好きになんか、なってやらない
「ごめんね。全部聞こえてた。アンタの行い」
「え……いや、それは……」
「そうだよね。私みたいな冴えない女を、陽平みたいなイイ男が本気で相手にするわけないもんね。
分かってるよ。だからぜーんぜん怒ってない」
にっこりと微笑み、ズイと顔を近づけた。
至近距離で、陽平の顔をまじまじと見つめる。
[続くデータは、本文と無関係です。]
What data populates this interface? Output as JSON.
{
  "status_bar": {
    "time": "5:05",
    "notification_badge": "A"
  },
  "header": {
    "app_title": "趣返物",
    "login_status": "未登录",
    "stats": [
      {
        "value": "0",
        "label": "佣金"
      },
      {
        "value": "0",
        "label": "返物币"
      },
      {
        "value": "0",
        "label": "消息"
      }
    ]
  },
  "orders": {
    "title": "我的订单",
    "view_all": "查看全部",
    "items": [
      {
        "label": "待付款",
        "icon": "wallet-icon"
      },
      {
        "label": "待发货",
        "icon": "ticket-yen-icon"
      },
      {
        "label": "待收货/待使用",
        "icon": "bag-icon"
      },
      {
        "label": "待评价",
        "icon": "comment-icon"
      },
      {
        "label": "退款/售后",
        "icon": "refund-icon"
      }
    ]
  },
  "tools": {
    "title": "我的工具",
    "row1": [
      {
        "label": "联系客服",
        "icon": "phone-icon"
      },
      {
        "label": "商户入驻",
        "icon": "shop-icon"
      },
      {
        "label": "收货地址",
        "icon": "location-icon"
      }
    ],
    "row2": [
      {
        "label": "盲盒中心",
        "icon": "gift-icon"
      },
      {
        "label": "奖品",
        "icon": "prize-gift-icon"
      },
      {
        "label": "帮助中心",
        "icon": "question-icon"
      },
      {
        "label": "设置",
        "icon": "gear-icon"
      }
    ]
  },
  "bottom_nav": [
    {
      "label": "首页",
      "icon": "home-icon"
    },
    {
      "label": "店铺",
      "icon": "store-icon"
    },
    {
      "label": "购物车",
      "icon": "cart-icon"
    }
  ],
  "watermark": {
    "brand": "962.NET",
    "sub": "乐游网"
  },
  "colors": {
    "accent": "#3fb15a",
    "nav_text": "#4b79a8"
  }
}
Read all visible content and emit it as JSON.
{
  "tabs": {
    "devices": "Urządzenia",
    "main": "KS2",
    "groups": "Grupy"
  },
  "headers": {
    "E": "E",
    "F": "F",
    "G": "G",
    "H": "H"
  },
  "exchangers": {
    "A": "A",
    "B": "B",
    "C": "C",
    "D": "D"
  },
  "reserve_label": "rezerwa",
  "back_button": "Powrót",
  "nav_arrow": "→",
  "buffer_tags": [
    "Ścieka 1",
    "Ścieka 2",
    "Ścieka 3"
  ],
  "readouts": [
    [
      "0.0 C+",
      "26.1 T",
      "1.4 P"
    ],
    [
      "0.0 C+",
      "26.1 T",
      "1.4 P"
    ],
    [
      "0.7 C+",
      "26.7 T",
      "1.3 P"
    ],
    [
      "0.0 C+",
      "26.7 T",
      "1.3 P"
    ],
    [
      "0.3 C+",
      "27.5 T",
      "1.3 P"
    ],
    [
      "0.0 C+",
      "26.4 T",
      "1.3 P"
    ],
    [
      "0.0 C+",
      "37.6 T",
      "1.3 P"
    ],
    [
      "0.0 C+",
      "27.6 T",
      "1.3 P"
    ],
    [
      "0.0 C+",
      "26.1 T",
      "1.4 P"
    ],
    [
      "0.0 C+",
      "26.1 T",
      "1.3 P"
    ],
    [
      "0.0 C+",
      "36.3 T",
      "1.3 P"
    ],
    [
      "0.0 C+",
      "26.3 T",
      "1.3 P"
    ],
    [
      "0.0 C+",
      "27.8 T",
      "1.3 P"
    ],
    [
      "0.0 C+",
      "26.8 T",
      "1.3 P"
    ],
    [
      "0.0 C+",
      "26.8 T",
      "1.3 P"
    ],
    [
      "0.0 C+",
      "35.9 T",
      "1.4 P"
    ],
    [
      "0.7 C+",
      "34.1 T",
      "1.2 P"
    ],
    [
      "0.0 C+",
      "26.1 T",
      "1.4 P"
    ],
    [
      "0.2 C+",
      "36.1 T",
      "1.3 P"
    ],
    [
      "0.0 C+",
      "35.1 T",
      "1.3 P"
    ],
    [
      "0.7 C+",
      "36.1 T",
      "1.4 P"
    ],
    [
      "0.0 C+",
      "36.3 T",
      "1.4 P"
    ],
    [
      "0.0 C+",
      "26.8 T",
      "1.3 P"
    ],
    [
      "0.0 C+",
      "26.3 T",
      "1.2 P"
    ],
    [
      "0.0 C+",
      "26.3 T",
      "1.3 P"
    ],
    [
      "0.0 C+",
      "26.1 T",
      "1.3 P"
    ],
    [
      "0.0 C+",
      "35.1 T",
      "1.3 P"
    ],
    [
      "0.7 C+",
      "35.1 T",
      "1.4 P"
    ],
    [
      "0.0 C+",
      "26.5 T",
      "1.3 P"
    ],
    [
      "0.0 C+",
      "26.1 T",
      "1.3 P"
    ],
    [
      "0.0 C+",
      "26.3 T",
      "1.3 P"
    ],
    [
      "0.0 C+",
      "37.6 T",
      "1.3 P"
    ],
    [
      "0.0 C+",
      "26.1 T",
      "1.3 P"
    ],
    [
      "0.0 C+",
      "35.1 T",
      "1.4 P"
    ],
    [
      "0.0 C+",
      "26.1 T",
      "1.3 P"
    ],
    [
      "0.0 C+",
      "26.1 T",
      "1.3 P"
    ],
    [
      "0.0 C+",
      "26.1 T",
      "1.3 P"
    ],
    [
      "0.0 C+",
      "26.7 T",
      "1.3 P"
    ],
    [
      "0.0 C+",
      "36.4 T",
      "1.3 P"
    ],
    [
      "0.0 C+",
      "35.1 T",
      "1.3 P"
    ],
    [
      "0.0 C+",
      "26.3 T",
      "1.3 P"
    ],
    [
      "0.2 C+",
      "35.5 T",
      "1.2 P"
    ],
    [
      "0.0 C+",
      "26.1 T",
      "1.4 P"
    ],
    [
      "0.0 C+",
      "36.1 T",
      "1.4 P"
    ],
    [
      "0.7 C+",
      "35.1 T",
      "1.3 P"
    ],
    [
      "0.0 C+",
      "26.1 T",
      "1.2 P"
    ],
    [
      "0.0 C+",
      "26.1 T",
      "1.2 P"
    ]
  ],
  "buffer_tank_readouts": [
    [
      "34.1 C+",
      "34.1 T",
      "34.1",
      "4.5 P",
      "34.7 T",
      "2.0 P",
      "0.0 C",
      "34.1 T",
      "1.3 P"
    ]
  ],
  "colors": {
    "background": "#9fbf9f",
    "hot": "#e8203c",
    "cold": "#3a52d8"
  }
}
途中、だんだんと陽平の顔が赤くなっていく気がした。
「あれー?
だけどよくよく見てみると、陽平もたいしたことなかったねー。
私も目が悪くて、勘違いしてたみたい。冴えない男だった」
初めて口にした、陽平の悪口。
ピクリと陽平の眉も動いて、歪んだ顔になっていく。
「ねえ、私はこの先、陽平のこと好きにならないって何度も言ってるよね。
何、自分に脈ありみたいなホラを周りに吹いてんの?勘違いも甚だしいっ。
私はアンタみたいな男、大嫌いなの。
もう金輪際、私の前に現れるなっ!!」
最後に思いきり怒鳴って、陽平に背を向けた。
初めて私に怒鳴られた陽平は、何も言い返すことが出来ず、ただそれを見送っているだけ。
だけどそんな陽平に、凌太が続けて言葉を吐いていた。
「玲奈、いい女だろ。
それに気づかなかったお前はバカ。ま、俺も最初はバカだったんだけど。
この前の電話もお世話様。
いい加減、その中途半端な自信、やめたほうがいいよ」
「っ……」
それだけ言って、凌太も私のあとを追ってきた。